Los dos partidos mayoritarios nos han sorprendido de la noche a la mañana con una evidencia más que sospechosa: haciendo manitas de mala compañía. El uno se veía con la soga al cuello por sus correrías antidemocráticas, que las sucesivas elecciones no hacían más que estrechar el nudo corredizo. El otro tenía tantas ganas de ir en su auxilio, que no dejaba de pensar en la angustia política del ahorcado, y se puso a su disposición de inmediato.

Nada más lógico: lo que no sirve al común, no vale para ninguno. Se las agenciaron en sus cuitas secretas para que sólo ellos dos se auxiliaran en la renovación del Poder Judicial en su justa medida. Muy democrática la cosa. El Congreso como el Senado, que representan el ejercicio de la voluntad popular, han quedado reducidos a la condición de comparsas como la ciudadanía: a brindar como buenos chicos con una copa de «buen vino» como celebraba Gonzalo de Berceo las intervenciones milagrosas de la Virgen María. De facto, y democráticamente, Congreso y Senado han quedado abolidos.

No sé a usted, pero a mí estos embozos de moza fea con revolcón de mozo a la que pilla más cerca, no me gustan un pelo. Con los años me he vuelto exquisito y ceremonial. Y no me gustan por el mismo capricho, exactamente por el mismo, con el que el sanchismo redentor y el feijoyismo pactante han ventilado sus problemas de alcoba. Un cierto pudor, señores míos. Y sobre todo al ver cómo han quedado los pactos en el aire hasta después del verano, hasta dentro de unos meses, por no decir usque ad calendas graecas, o cuando las ranas echen pelo.

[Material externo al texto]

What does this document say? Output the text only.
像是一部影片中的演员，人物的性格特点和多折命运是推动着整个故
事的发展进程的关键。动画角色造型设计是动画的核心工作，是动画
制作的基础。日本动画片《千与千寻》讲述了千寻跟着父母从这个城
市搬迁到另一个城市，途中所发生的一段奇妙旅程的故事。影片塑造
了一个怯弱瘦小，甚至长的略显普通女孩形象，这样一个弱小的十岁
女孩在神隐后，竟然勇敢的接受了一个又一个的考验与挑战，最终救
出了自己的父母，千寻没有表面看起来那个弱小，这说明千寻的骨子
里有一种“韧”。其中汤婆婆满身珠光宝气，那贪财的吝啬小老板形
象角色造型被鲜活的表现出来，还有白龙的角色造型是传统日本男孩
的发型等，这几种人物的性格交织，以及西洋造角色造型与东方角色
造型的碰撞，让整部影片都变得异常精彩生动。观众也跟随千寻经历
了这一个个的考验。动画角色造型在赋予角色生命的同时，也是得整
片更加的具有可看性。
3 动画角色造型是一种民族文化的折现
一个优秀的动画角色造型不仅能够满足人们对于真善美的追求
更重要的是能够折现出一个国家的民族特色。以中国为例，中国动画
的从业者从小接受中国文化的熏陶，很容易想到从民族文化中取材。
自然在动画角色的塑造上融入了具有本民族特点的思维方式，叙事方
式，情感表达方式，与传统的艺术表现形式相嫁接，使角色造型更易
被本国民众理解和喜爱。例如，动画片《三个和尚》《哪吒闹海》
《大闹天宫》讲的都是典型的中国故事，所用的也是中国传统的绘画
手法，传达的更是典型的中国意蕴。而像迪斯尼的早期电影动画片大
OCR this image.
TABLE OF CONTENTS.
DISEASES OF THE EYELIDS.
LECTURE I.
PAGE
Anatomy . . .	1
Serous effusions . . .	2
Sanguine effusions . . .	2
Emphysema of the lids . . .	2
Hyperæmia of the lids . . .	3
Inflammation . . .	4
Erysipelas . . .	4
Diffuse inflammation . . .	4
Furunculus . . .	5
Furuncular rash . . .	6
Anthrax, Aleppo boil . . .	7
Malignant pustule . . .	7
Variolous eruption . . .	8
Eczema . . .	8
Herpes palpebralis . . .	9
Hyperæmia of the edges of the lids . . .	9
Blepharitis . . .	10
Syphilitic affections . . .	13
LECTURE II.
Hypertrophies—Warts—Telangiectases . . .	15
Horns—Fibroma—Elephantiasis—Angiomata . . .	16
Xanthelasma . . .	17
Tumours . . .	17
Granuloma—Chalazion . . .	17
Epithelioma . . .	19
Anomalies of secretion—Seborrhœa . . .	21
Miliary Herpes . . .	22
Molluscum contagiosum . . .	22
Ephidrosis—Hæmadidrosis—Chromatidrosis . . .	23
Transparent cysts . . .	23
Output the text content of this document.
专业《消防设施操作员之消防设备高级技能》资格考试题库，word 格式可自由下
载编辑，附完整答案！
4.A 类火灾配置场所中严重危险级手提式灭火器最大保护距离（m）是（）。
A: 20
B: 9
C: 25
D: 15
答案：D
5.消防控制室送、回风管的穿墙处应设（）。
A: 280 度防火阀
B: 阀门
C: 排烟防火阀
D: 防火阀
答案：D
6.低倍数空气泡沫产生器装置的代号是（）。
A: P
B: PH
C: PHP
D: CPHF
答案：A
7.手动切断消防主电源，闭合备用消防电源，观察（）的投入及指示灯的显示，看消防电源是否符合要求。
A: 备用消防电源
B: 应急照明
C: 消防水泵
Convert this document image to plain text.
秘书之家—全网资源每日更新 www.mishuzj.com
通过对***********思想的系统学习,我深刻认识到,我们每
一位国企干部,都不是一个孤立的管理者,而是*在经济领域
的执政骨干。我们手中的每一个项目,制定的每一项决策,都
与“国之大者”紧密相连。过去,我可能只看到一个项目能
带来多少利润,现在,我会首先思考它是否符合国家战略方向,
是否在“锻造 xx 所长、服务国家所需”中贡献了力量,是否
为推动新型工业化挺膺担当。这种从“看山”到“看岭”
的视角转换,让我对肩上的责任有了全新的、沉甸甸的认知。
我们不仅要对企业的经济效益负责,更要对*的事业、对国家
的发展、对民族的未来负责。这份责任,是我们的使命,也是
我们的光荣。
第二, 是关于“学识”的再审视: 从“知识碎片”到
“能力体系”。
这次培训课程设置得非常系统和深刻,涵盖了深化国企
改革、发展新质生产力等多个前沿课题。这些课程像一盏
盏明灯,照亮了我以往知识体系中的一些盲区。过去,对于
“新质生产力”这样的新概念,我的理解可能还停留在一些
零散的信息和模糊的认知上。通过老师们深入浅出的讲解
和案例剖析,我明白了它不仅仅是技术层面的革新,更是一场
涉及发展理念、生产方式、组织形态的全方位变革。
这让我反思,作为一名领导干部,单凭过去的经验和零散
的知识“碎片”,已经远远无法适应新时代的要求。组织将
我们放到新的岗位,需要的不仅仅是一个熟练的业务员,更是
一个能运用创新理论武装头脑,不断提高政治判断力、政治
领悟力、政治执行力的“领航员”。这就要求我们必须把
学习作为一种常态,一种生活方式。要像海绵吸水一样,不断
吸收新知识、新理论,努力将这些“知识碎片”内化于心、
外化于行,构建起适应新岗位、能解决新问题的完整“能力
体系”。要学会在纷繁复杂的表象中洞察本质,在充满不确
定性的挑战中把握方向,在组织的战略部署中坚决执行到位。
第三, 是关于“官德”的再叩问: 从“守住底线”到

Esto es, justo en el punto preciso de quien todo lo quiere y, curiosamente, no le importa perderlo todo, o casi todo, porque sabe que, a la postre, ganará la partida. En este tira y afloja, el tirano Sánchez ha demostrado que resuelve todos los asuntos de la gobernanza con una destreza que hacía templar al mismísimo Pericles –el gran jurista y general en la edad de oro de la democracia griega– cuando hacía esta advertencia en una de sus reflexiones a los incautos atenienses que cavaban su propia fosa con ditirambos: «Cuando los tiranos pactan como si besaran, ha llegado el momento de echarse a temblar».

¿Alguien duda que la futura ley, o decreto ley, sobre la renovación del Poder Judicial en la España invertebrada va a ser lo que ha pactado Feijóo con alfileres hace unos días, o lo que los gerifaltes de la Europa amañada decidan en un entusiasmo por la Justicia que deja tanto que desear como se ha visto en la composición del Gobierno europeo tras las recientes elecciones? Ni de coña. Por unos años –so pena que el revolcón de las elecciones de ayer en Francia lleven a Macron a la insignificancia–, los jueces no nombraran a los jueces, y Pedro Sánchez nos hará temblar como si nos diera un beso en no se sabe dónde.

Para esta ceremonia cuenta con el culantro que cultivan sus socios de legislatura –independentistas, ladrones, okupas, golpistas, malversadores, terroristas, y con los amnistiados del cuquillo que pían y pían hasta que encuentran el nido–, y que hacen del Congreso de los Diputados el paraíso franco de las «inseguridades invencibles» que, según escribía Kafka a su padre en una carta desesperante, «siempre caen». Y cuenta sobre todo con la Fiscalía General, con el Tribunal Constitucional, con el CIS, y con Indra, para hacer de la tiranía virtud y de las libertades públicas las altas cordilleras del dispendio de quien todo lo quiere porque, sencillamente, lo puede y así lo dispone. Acabáramos.